Jujur saya terkejut membaca buku ini, karena hampir semua isinya bisa dibilang “daging” (padat ilmu,sedikit basa basi). Di awal buku ini, bukik sudah mengajak saya naik mesin waktu menuju masa depan. Melihat tantangan tantangan yang akan dihadapi anak anak kita pada zaman kreatif serta perubahan paradigma dalam berkarir. Pada zaman dulu ada tahapan tahapan yang harus dilalui anak secara berurutan yaitu : bermain, belajar, bekerja. Saat ini bermain, belajar, dan bekerja (berkarir) bisa dilakukan secara simultan sejak anak masih kecil. Pada titik inilah pengembangan bakat anak diperlukan untuk mempersiapkan anak menghadapi tantangan tantangan tersebut. Belum puas melihat masa depan, bukik sudah menyeret saya kembali ke masa lalu, menemui begawan pendidikan indonesia, Ki Hadjar Dewantara. Beliau memberi wejangan yang sangat berharga, antara lain

  1. “Setiap anak itu unik.” “Anak mempunyai kodratnya sendiri yang tidak bisa diubah oleh pendidik. “Pendidik hanya bisa mengarahkan tumbuh kembangnya kodrat tersebut”.
  2. “Pendidikan bukan menanamkan pengetahuan, tetapi menumbuhkan potensi anak.Pendidikan bukanlah mengubah beragam keistimewaan anak menjadi seragam melainkan menstimulasi anak untuk menjadi dirinya sendiri
  3. “Keluarga adalah pusat pendidikan.” “Pendidikan orangtua tidak tergantikan oleh sekolah, lembaga pendidkan” (di sini kadang saya merasa sedih)

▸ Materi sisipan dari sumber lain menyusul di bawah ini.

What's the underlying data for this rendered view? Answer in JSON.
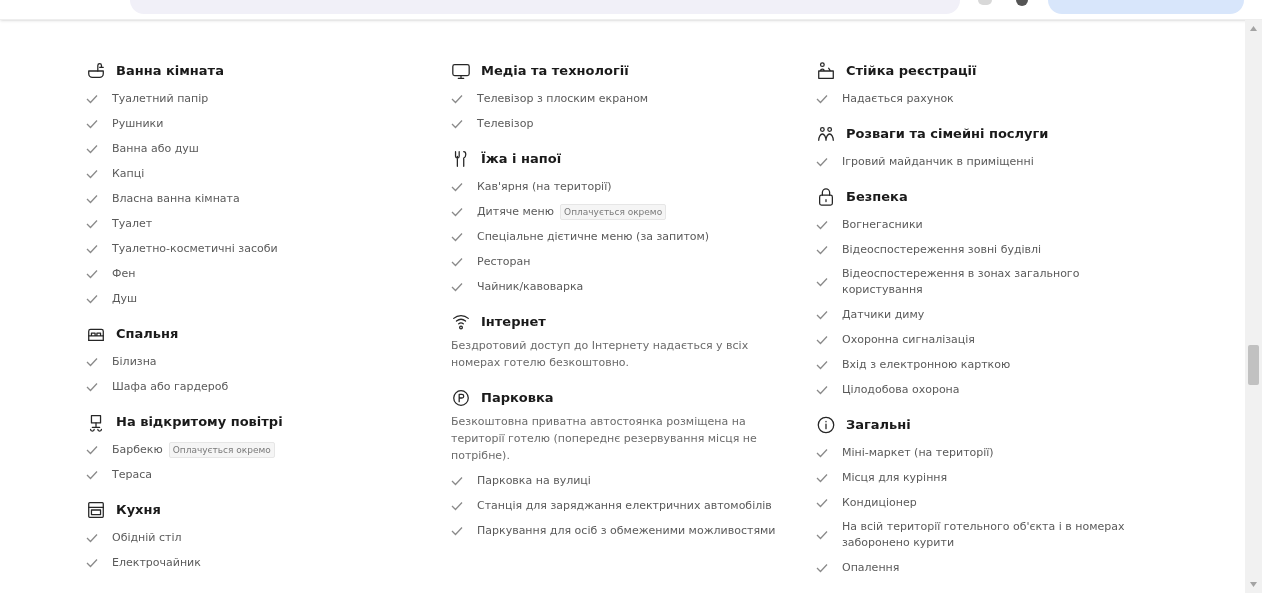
{
  "columns": [
    {
      "sections": [
        {
          "title": "Ванна кімната",
          "items": [
            {
              "label": "Туалетний папір"
            },
            {
              "label": "Рушники"
            },
            {
              "label": "Ванна або душ"
            },
            {
              "label": "Капці"
            },
            {
              "label": "Власна ванна кімната"
            },
            {
              "label": "Туалет"
            },
            {
              "label": "Туалетно-косметичні засоби"
            },
            {
              "label": "Фен"
            },
            {
              "label": "Душ"
            }
          ]
        },
        {
          "title": "Спальня",
          "items": [
            {
              "label": "Білизна"
            },
            {
              "label": "Шафа або гардероб"
            }
          ]
        },
        {
          "title": "На відкритому повітрі",
          "items": [
            {
              "label": "Барбекю",
              "badge": "Оплачується окремо"
            },
            {
              "label": "Тераса"
            }
          ]
        },
        {
          "title": "Кухня",
          "items": [
            {
              "label": "Обідній стіл"
            },
            {
              "label": "Електрочайник"
            }
          ]
        }
      ]
    },
    {
      "sections": [
        {
          "title": "Медіа та технології",
          "items": [
            {
              "label": "Телевізор з плоским екраном"
            },
            {
              "label": "Телевізор"
            }
          ]
        },
        {
          "title": "Їжа і напої",
          "items": [
            {
              "label": "Кав'ярня (на території)"
            },
            {
              "label": "Дитяче меню",
              "badge": "Оплачується окремо"
            },
            {
              "label": "Спеціальне дієтичне меню (за запитом)"
            },
            {
              "label": "Ресторан"
            },
            {
              "label": "Чайник/кавоварка"
            }
          ]
        },
        {
          "title": "Інтернет",
          "description": "Бездротовий доступ до Інтернету надається у всіх номерах готелю безкоштовно."
        },
        {
          "title": "Парковка",
          "description": "Безкоштовна приватна автостоянка розміщена на території готелю (попереднє резервування місця не потрібне).",
          "items": [
            {
              "label": "Парковка на вулиці"
            },
            {
              "label": "Станція для заряджання електричних автомобілів"
            },
            {
              "label": "Паркування для осіб з обмеженими можливостями"
            }
          ]
        }
      ]
    },
    {
      "sections": [
        {
          "title": "Стійка реєстрації",
          "items": [
            {
              "label": "Надається рахунок"
            }
          ]
        },
        {
          "title": "Розваги та сімейні послуги",
          "items": [
            {
              "label": "Ігровий майданчик в приміщенні"
            }
          ]
        },
        {
          "title": "Безпека",
          "items": [
            {
              "label": "Вогнегасники"
            },
            {
              "label": "Відеоспостереження зовні будівлі"
            },
            {
              "label": "Відеоспостереження в зонах загального користування"
            },
            {
              "label": "Датчики диму"
            },
            {
              "label": "Охоронна сигналізація"
            },
            {
              "label": "Вхід з електронною карткою"
            },
            {
              "label": "Цілодобова охорона"
            }
          ]
        },
        {
          "title": "Загальні",
          "items": [
            {
              "label": "Міні-маркет (на території)"
            },
            {
              "label": "Місця для куріння"
            },
            {
              "label": "Кондиціонер"
            },
            {
              "label": "На всій території готельного об'єкта і в номерах заборонено курити"
            },
            {
              "label": "Опалення"
            }
          ]
        }
      ]
    }
  ]
}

Ya, Ki Hadjar benar. Anak tidak bisa diperlakukan seragam. setiap anak memiliki minat dan cara belajarnya sendiri. Kalaupun sekolah saat ini belum bisa mengakomodasi keberagamn tersebut, paling tidak sebagai orangtua tidak menambah beban anak dengan memberi target pencapaian, KPI, atau apapun namanya yang tidak sesuai dengan minatnya yang nantinya justru membuat anak stress. Analogi sederhananya, tidak semua pemain bola cocok dilatih oleh Jose Mourinho ataupun Pep Guardiola.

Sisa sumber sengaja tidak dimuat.